The Shereshevsky-Turner syndrome must also be differentiated from the "turnaround" form of the testicular dysgenesis syndrome according to the presence of the 46, XY / 45, X mosaicism at the last normal male karyotype or mosaicism (which is rare in the Shereshevsky-Turner syndrome), satisfactory development of testicles and, as a rule, more pronounced masculinization of the external genitalia.
"Pure" agenesis of gonads is differentiated from hypogonadotropic hypogonadism in the level of gonadotropins (increased at the first and lower in the second form of pathology), from the eunuchoid form of testicular dysgenesis syndromes and incomplete masculinization in satisfactory development of testicles, and with the incomplete masculinization syndrome - and in the absence of the last derivatives Muller derivatives.
The main method of diagnosis and differential diagnosis of true hermaphroditism - the most rare form of the pathology of sexual development - is histological evidence of gonadal bipolar disorder.
Differential diagnosis of the syndrome of incomplete masculinization is carried out with the syndrome of dysgenesis of testicles and congenital dysfunction of the adrenal cortex. In contrast to the syndrome of dysgenesis of testicles in the syndrome of incomplete masculinization, the uterus is absent, the vagina is a shortened blind sac. Unlike congenital dysfunction of the adrenal cortex in girls, patients with incomplete masculinization syndrome have negative sex chromatin, have no uterus and ovaries, and in pubertal are not ahead of the curve, but with a retardation of bone age from the actual, they develop male secondary sexual characteristics.

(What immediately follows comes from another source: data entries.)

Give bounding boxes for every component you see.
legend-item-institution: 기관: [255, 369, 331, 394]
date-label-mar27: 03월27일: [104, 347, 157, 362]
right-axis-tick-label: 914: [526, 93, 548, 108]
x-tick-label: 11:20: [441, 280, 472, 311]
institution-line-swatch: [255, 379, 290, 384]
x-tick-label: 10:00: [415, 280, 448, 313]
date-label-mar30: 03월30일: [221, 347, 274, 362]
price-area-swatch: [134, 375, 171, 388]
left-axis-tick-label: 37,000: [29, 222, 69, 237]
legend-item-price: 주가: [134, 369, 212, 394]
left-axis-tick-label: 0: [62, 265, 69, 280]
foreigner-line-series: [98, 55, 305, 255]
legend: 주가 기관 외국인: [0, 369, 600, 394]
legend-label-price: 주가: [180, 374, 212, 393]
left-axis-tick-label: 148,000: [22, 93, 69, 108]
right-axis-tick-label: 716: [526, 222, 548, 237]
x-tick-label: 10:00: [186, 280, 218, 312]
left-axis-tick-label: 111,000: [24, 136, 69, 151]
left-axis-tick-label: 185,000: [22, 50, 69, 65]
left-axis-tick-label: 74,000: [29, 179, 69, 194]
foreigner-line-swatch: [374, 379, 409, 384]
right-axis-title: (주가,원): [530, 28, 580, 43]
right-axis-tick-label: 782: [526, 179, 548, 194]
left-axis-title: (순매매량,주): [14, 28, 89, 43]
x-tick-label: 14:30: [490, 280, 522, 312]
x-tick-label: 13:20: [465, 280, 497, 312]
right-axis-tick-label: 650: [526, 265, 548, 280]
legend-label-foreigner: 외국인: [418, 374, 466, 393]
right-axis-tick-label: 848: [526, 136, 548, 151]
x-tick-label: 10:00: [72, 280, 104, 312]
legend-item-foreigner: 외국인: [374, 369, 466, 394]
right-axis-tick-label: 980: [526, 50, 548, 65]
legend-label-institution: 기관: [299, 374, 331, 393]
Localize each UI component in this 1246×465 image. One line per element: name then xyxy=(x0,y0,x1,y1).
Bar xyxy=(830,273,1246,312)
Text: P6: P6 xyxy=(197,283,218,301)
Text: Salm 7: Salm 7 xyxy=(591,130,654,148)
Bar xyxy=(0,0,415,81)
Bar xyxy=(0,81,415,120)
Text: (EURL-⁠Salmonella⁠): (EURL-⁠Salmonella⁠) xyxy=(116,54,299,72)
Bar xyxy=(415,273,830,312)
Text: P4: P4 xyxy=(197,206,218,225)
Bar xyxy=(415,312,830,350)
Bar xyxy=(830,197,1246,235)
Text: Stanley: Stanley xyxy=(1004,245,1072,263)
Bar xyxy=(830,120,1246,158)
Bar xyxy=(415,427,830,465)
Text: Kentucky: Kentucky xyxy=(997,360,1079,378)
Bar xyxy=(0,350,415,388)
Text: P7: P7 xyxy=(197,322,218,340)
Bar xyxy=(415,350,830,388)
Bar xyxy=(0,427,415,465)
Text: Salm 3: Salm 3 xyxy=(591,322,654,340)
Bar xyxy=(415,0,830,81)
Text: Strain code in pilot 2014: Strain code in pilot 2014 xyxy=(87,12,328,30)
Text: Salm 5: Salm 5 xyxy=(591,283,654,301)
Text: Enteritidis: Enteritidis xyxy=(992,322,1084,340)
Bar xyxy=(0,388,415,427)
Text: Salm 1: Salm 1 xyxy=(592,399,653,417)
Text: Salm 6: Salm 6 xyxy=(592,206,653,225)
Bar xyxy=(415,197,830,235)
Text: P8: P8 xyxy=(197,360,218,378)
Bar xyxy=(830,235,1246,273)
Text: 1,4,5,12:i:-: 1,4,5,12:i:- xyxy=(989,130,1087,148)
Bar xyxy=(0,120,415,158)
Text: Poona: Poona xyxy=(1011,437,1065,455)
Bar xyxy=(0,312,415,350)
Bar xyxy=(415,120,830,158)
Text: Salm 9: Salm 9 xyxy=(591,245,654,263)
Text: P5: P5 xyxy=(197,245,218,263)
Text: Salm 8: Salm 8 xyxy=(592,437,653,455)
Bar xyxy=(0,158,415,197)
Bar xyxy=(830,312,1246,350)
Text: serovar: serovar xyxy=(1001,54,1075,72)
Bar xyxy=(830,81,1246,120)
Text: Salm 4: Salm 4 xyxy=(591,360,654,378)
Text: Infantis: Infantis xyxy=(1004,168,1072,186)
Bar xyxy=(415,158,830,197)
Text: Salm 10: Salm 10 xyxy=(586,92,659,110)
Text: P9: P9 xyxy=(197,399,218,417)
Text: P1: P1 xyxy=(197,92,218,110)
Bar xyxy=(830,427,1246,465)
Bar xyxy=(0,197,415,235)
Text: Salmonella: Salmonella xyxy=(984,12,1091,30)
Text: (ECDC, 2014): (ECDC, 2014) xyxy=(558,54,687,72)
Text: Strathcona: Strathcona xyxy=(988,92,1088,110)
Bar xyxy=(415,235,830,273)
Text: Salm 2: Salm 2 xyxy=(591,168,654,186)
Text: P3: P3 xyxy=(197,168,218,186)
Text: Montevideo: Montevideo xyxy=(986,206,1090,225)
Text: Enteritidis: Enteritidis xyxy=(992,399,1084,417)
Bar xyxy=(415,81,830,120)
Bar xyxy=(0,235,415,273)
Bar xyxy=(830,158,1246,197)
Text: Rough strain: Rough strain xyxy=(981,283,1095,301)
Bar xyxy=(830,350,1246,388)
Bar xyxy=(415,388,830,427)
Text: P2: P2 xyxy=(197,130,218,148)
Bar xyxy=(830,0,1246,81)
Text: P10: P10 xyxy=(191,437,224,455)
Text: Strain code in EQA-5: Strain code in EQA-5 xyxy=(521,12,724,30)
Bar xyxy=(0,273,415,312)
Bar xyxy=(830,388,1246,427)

Differential diagnosis of testicular feminization syndrome should be performed with the syndrome of incomplete masculinization, testicular dysgenesis syndrome and congenital aplasia of the vagina and uterus (Rokitansky-Küster-Mayer syndrome). In the adjective, it is clinically impossible to distinguish the first two syndromes from each other. However, in pubertal, in contrast to the syndrome of incomplete masculinization in testicular feminization, spontaneous development of mammary glands occurs. The main differential-diagnostic sign from the syndrome of dysgenesis of testicles is the absence of the uterus. With the Rokitansky-Küster-Meyer syndrome, the vagina and the uterus are absent, spontaneous female spontaneous development of the sex characteristics is developing spontaneously, positive sex chromatin and normal ovaries are present.
Differentiate idiopathic congenital virilization of the external genitalia from the congenital dysfunction of the adrenal cortex in girls: in either case, the genetic, gonadal and internal genitalia are female, external genitalia are sexually defined. Only hormonal diagnosis (excess adrenal androgens, 11-OP, increase in the level of 17-CS urine) and at an older age, acceleration of maturation of the skeleton and premature sexual development in a heterosexual (male) type allow a differential diagnosis.